For a guy who is supposedly attuned to how a person’s identity affects the way his or her message is received, it’s peculiar that he thought this particular message would be best delivered by a rich white guy in the Wall Street Journal. Greathouse gestures half-heartedly toward the daunting obstacles that face women in tech: In studies where a certain, say, financing pitch is presented under a woman’s name, the woman is perceived as less competent than a man presenting the same pitch. In another study Greathouse cites, people were likelier to respond to surveys sent by people with similar names to their own, and “a man will not feel such inherent ‘liking’ from a female name.”
So there’s bias, you see, but it’s “at least somewhat unconscious.” What can you do? Well, if happen to be a partner at a venture capital firm, *cough cough*, you could hire more women. But in the meantime, wouldn’t it be easier and less conscience-ruffling to just have women completely erase their identities online? “I would suggest that if you are a woman raising capital, you might consider not including photos of your team in your pitch deck,” Greathouse writes. “If you identify your team via their initials (men and women), you effectively strip out all preconceptions related to race, ethnicity and gender. In your LinkedIn profile, Twitter account, email address and online correspondence use your initials (or a unisex name) and eliminate photos.”
This advice shows a delusional ignorance of—well, a lot of things, but one of them is how people conduct their lives online. Greathouse points out that blind auditions helped to diversify professional orchestras starting in the late 1970s. But an online presence is not a 20-minute violin solo. It is an expression of identity that’s built over the course of years and used daily to communicate with both professional contacts and friends. Yes, everyone should be aware of how his or her conduct online will look to outsiders, including bosses and investors. But Greathouse isn’t advising women to act with professional decorum. He’s advising them to act like faceless, nameless cyphers, thereby tricking people into assuming they’re men. Sorry, not tricking: “mitigating potentially negative misconceptions.”
Greathouse’s column reminded me of a family story. My mom was a successful soccer referee in Illinois in the 1970s. In 1978, a publisher approached her to write a guidebook for referees of amateur soccer. When she received the cover proofs, however, the author was listed as “R. Graham.” She calmly called the publisher and asked them to print her full name but was told that buyers wouldn’t purchase a book on this topic written by a woman. Leaving off her first name, in other words, would allow her “to access opportunities that might otherwise be closed.”
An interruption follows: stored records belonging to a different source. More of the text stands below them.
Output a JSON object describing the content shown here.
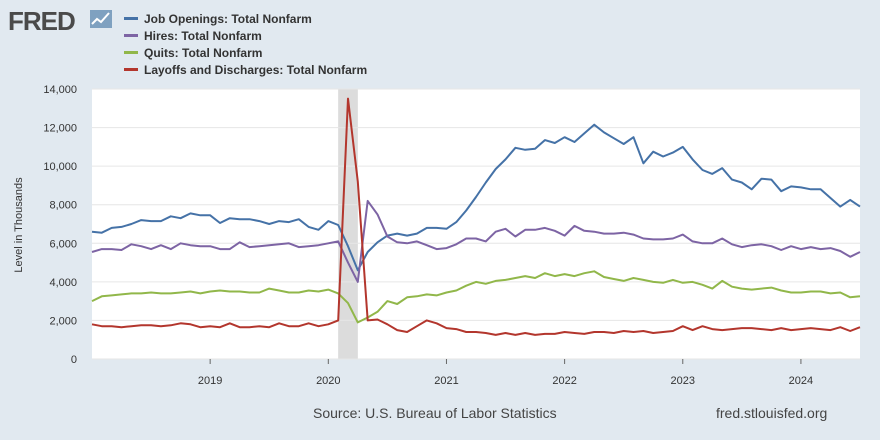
{
  "branding": {
    "logo_text": "FRED"
  },
  "footer": {
    "source": "Source: U.S. Bureau of Labor Statistics",
    "url": "fred.stlouisfed.org"
  },
  "colors": {
    "background": "#e1e9f0",
    "plot_background": "#ffffff",
    "recession_band": "#dcdcdc",
    "grid": "#e6e6e6"
  },
  "chart_data": {
    "type": "line",
    "title": "",
    "xlabel": "",
    "ylabel": "Level in Thousands",
    "x_start": "2018-01",
    "x_end": "2024-07",
    "ylim": [
      0,
      14000
    ],
    "y_ticks": [
      0,
      2000,
      4000,
      6000,
      8000,
      10000,
      12000,
      14000
    ],
    "y_tick_labels": [
      "0",
      "2,000",
      "4,000",
      "6,000",
      "8,000",
      "10,000",
      "12,000",
      "14,000"
    ],
    "x_ticks": [
      "2019-01",
      "2020-01",
      "2021-01",
      "2022-01",
      "2023-01",
      "2024-01"
    ],
    "x_tick_labels": [
      "2019",
      "2020",
      "2021",
      "2022",
      "2023",
      "2024"
    ],
    "grid": true,
    "legend_position": "top-left",
    "recession": {
      "start": "2020-02",
      "end": "2020-04"
    },
    "x": [
      "2018-01",
      "2018-02",
      "2018-03",
      "2018-04",
      "2018-05",
      "2018-06",
      "2018-07",
      "2018-08",
      "2018-09",
      "2018-10",
      "2018-11",
      "2018-12",
      "2019-01",
      "2019-02",
      "2019-03",
      "2019-04",
      "2019-05",
      "2019-06",
      "2019-07",
      "2019-08",
      "2019-09",
      "2019-10",
      "2019-11",
      "2019-12",
      "2020-01",
      "2020-02",
      "2020-03",
      "2020-04",
      "2020-05",
      "2020-06",
      "2020-07",
      "2020-08",
      "2020-09",
      "2020-10",
      "2020-11",
      "2020-12",
      "2021-01",
      "2021-02",
      "2021-03",
      "2021-04",
      "2021-05",
      "2021-06",
      "2021-07",
      "2021-08",
      "2021-09",
      "2021-10",
      "2021-11",
      "2021-12",
      "2022-01",
      "2022-02",
      "2022-03",
      "2022-04",
      "2022-05",
      "2022-06",
      "2022-07",
      "2022-08",
      "2022-09",
      "2022-10",
      "2022-11",
      "2022-12",
      "2023-01",
      "2023-02",
      "2023-03",
      "2023-04",
      "2023-05",
      "2023-06",
      "2023-07",
      "2023-08",
      "2023-09",
      "2023-10",
      "2023-11",
      "2023-12",
      "2024-01",
      "2024-02",
      "2024-03",
      "2024-04",
      "2024-05",
      "2024-06",
      "2024-07"
    ],
    "series": [
      {
        "name": "Job Openings: Total Nonfarm",
        "color": "#4572a7",
        "values": [
          6600,
          6550,
          6800,
          6850,
          7000,
          7200,
          7150,
          7150,
          7400,
          7300,
          7550,
          7450,
          7450,
          7050,
          7300,
          7250,
          7250,
          7150,
          7000,
          7150,
          7100,
          7250,
          6850,
          6700,
          7150,
          6950,
          5850,
          4600,
          5550,
          6050,
          6400,
          6500,
          6400,
          6500,
          6800,
          6800,
          6750,
          7100,
          7700,
          8400,
          9150,
          9850,
          10350,
          10950,
          10850,
          10900,
          11350,
          11200,
          11500,
          11250,
          11700,
          12150,
          11750,
          11450,
          11150,
          11500,
          10150,
          10750,
          10500,
          10700,
          11000,
          10350,
          9800,
          9600,
          9900,
          9300,
          9150,
          8800,
          9350,
          9300,
          8700,
          8950,
          8900,
          8800,
          8800,
          8350,
          7900,
          8250,
          7900
        ]
      },
      {
        "name": "Hires: Total Nonfarm",
        "color": "#7d64a4",
        "values": [
          5550,
          5700,
          5700,
          5650,
          5950,
          5850,
          5700,
          5900,
          5700,
          6000,
          5900,
          5850,
          5850,
          5700,
          5700,
          6050,
          5800,
          5850,
          5900,
          5950,
          6000,
          5800,
          5850,
          5900,
          6000,
          6100,
          5000,
          4000,
          8200,
          7500,
          6350,
          6050,
          6000,
          6100,
          5900,
          5700,
          5750,
          5950,
          6250,
          6250,
          6100,
          6600,
          6750,
          6350,
          6700,
          6700,
          6800,
          6650,
          6400,
          6900,
          6650,
          6600,
          6500,
          6500,
          6550,
          6450,
          6250,
          6200,
          6200,
          6250,
          6450,
          6100,
          6000,
          6000,
          6250,
          5950,
          5800,
          5900,
          5950,
          5850,
          5650,
          5850,
          5700,
          5800,
          5700,
          5750,
          5600,
          5300,
          5550
        ]
      },
      {
        "name": "Quits: Total Nonfarm",
        "color": "#91b74a",
        "values": [
          3000,
          3250,
          3300,
          3350,
          3400,
          3400,
          3450,
          3400,
          3400,
          3450,
          3500,
          3400,
          3500,
          3550,
          3500,
          3500,
          3450,
          3450,
          3650,
          3550,
          3450,
          3450,
          3550,
          3500,
          3600,
          3400,
          2900,
          1900,
          2150,
          2450,
          3000,
          2850,
          3200,
          3250,
          3350,
          3300,
          3450,
          3550,
          3800,
          4000,
          3900,
          4050,
          4100,
          4200,
          4300,
          4200,
          4450,
          4300,
          4400,
          4300,
          4450,
          4550,
          4250,
          4150,
          4050,
          4200,
          4100,
          4000,
          3950,
          4100,
          3950,
          4000,
          3850,
          3650,
          4050,
          3750,
          3650,
          3600,
          3650,
          3700,
          3550,
          3450,
          3450,
          3500,
          3500,
          3400,
          3450,
          3200,
          3250
        ]
      },
      {
        "name": "Layoffs and Discharges: Total Nonfarm",
        "color": "#b3362d",
        "values": [
          1800,
          1700,
          1700,
          1650,
          1700,
          1750,
          1750,
          1700,
          1750,
          1850,
          1800,
          1650,
          1700,
          1650,
          1850,
          1650,
          1650,
          1700,
          1650,
          1850,
          1700,
          1700,
          1850,
          1700,
          1800,
          2000,
          13500,
          9200,
          2000,
          2050,
          1800,
          1500,
          1400,
          1700,
          2000,
          1850,
          1600,
          1550,
          1400,
          1400,
          1350,
          1250,
          1350,
          1250,
          1350,
          1250,
          1300,
          1300,
          1400,
          1350,
          1300,
          1400,
          1400,
          1350,
          1450,
          1400,
          1450,
          1350,
          1400,
          1450,
          1700,
          1500,
          1700,
          1550,
          1500,
          1550,
          1600,
          1600,
          1550,
          1500,
          1600,
          1500,
          1550,
          1600,
          1550,
          1500,
          1650,
          1450,
          1650
        ]
      }
    ]
  }
}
She pushed, and eventually the publisher allowed “Rosemarie Graham” to be printed on the inside pages—but not on the cover. The next year, she became the first woman ever selected to officiate the high school boys state-championship game. There’s nothing wrong with being “R.” in certain spaces if you so choose. But there is something distinctly insulting about being told you should hide your very name just to avoid frightening off men.